Perché la lotta alla povertà non si fa solo a colpi di click
sabato 2 settembre 2023

Anche due “click day” possono dare un’idea di quali siano gli indirizzi e gli obiettivi che guidano l’azione della politica. Il 1° settembre ha riaperto la piattaforma digitale dedicata ai fondi residui del “bonus trasporti”, cioè il voucher da 60 euro per l’acquisto di abbonamenti ai mezzi pubblici riservato a chi non supera i 20mila euro di reddito. Lo stesso giorno ha debuttato, sul sito dell’Inps, il Sistema informativo per l’inclusione sociale e lavorativa (Siisl) per richiedere il Supporto alla formazione e al lavoro (Sfl), ovvero il contributo da 350 euro destinato ai soggetti “occupabili” che non percepiranno più il Reddito di cittadinanza.

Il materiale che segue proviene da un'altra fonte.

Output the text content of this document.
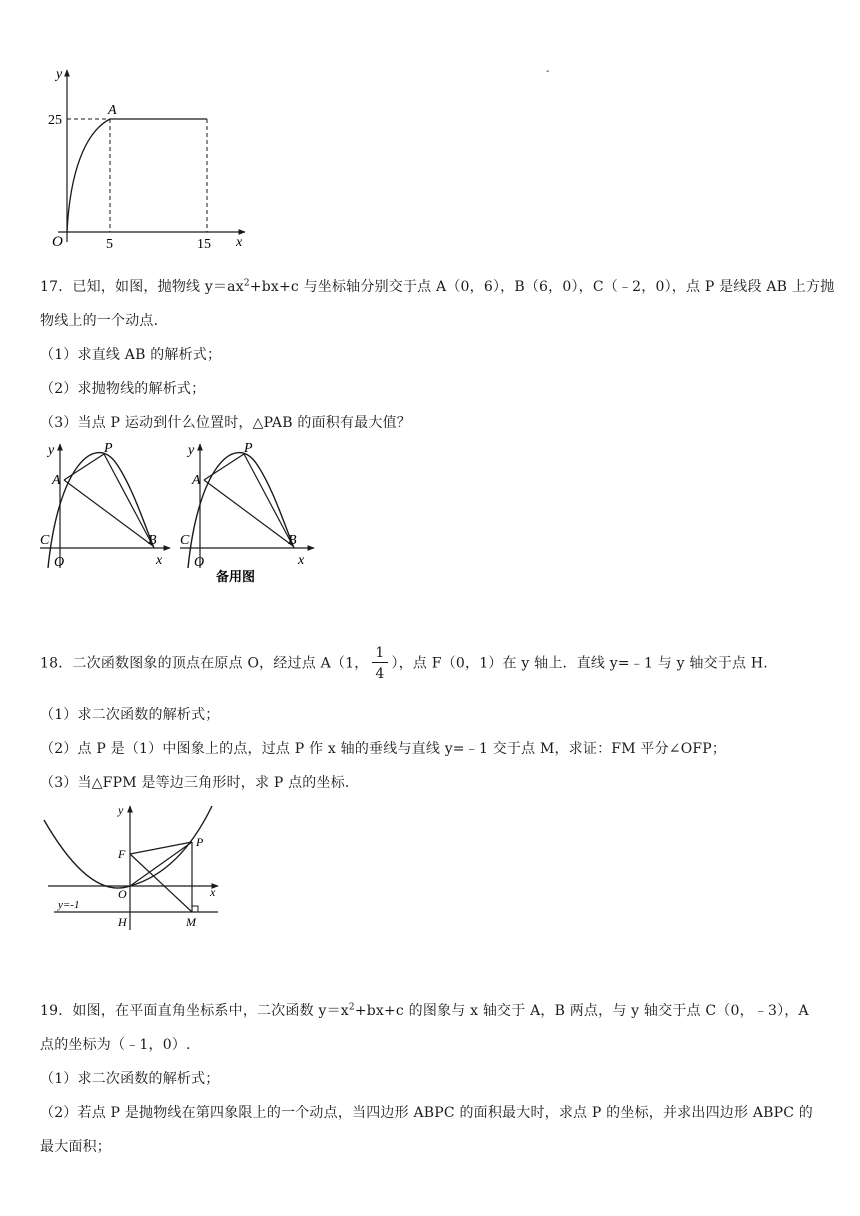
-
y
x
O
25
5	15
A
17．已知，如图，抛物线 $y=ax^2+bx+c$ 与坐标轴分别交于点 A（0，6），B（6，0），C（﹣2，0），点 P 是线段 AB 上方抛
物线上的一个动点．
（1）求直线 AB 的解析式；
（2）求抛物线的解析式；
（3）当点 P 运动到什么位置时，△PAB 的面积有最大值？
y	P
A
C
O
B
x
y	P
A
C
O
B
x
备用图
18．二次函数图象的顶点在原点 O，经过点 A（1， $\frac{1}{4}$ ），点 F（0，1）在 y 轴上．直线 y=﹣1 与 y 轴交于点 H.
（1）求二次函数的解析式；
（2）点 P 是（1）中图象上的点，过点 P 作 x 轴的垂线与直线 y=﹣1 交于点 M，求证：FM 平分∠OFP；
（3）当△FPM 是等边三角形时，求 P 点的坐标.
y
F
P
O	x
y=-1
H	M
19．如图，在平面直角坐标系中，二次函数 $y=x^2+bx+c$ 的图象与 x 轴交于 A，B 两点，与 y 轴交于点 C（0，﹣3），A
点的坐标为（﹣1，0）.
（1）求二次函数的解析式；
（2）若点 P 是抛物线在第四象限上的一个动点，当四边形 ABPC 的面积最大时，求点 P 的坐标，并求出四边形 ABPC 的
最大面积；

Partiamo dal ticket per i trasporti. Le risorse previste in questa finestra sono state polverizzate in un’ora. Poco dopo le 9 del mattino, agli oltre 500mila utenti in coda è stato comunicato che il budget era andato esaurito con 24.322 richieste soddisfatte. Chi è rimasto a mani vuote potrà fare un nuovo tentativo il 1° ottobre, sempre se avanzerà qualcosa dal mancato utilizzo dei bonus richiesti a settembre. Della serie: ritenta e (forse) sarai più fortunato. Il ministero del Lavoro definisce l’iniziativa «un grande risultato» e informa che i contributi emessi in 5 mesi sfiorano i 2 milioni (1.923.420). Premesso che tale incentivo non è stato introdotto dal governo Meloni, ma era già previsto da precedenti esecutivi di diverso colore politico, vale comunque la pena riflettere sulla logica che c’è dietro a questo bonus. In pratica, si premia chi arriva prima. Possibile che un sostegno pensato per sostenere con fondi pubblici le famiglie, gli studenti, i pensionati e i lavoratori più in difficoltà debba essere assegnato con questo metodo, come se fosse un biglietto per la finale di Champions League o un concerto dei Coldplay? Forse bisognerebbe pensare a formule meno discriminatorie di quelle che scatenano corse sul Web tra soggetti che avrebbero uguali diritti.

L’esordio della piattaforma post Rdc ha riscosso decisamente meno successo. Il primo giorno si è chiuso con 8mila iscrizioni (l’attesa era di 10mila) su una platea di oltre 200mila potenziali beneficiari. In questo caso c’è tempo fino a fine anno per richiedere il sussidio. Ad aver frenato gli accessi è stato anche il complesso iter previsto per presentare la domanda. Occorre districarsi tra mille sigle: dall’accesso con Spid, Cie (Carta d'identità elettronica) o Cns (Carta nazionale dei servizi) fino alla sottoscrizione del Pad (il Patto di attivazione digitale). È vero che c’è un contact center per l’assistenza e ci si può rivolgere a un patronato, ma in un’Italia agli ultimi posti in Europa per competenze digitali non si può dare per scontato che migliaia di persone con un Isee inferiore a 6mila euro siano tecnologicamente avanzate (e sufficientemente attrezzate) da riuscire a fruire dei loro diritti. In molti casi si tratta di soggetti analfabeti o con un titolo di studio che non supera la terza media. La difficoltà informativa è stata anche uno dei talloni d’Achille del Rdc, misura che ha avuto comunque il merito di mitigare una crescita ancor più sostenuta della povertà. Non a caso, realtà come la Caritas e l’Alleanza contro la povertà chiedono da anni politiche di presa in carico della popolazione più fragile e azioni sartoriali in grado di intercettare le varie forme di disagio e miseria. È innegabile che sia una sfida complessa. Ma non si può neanche immaginare che i sistemi di protezione sociale si esauriscano sulle piattaforme online. O con assalti a colpi di click.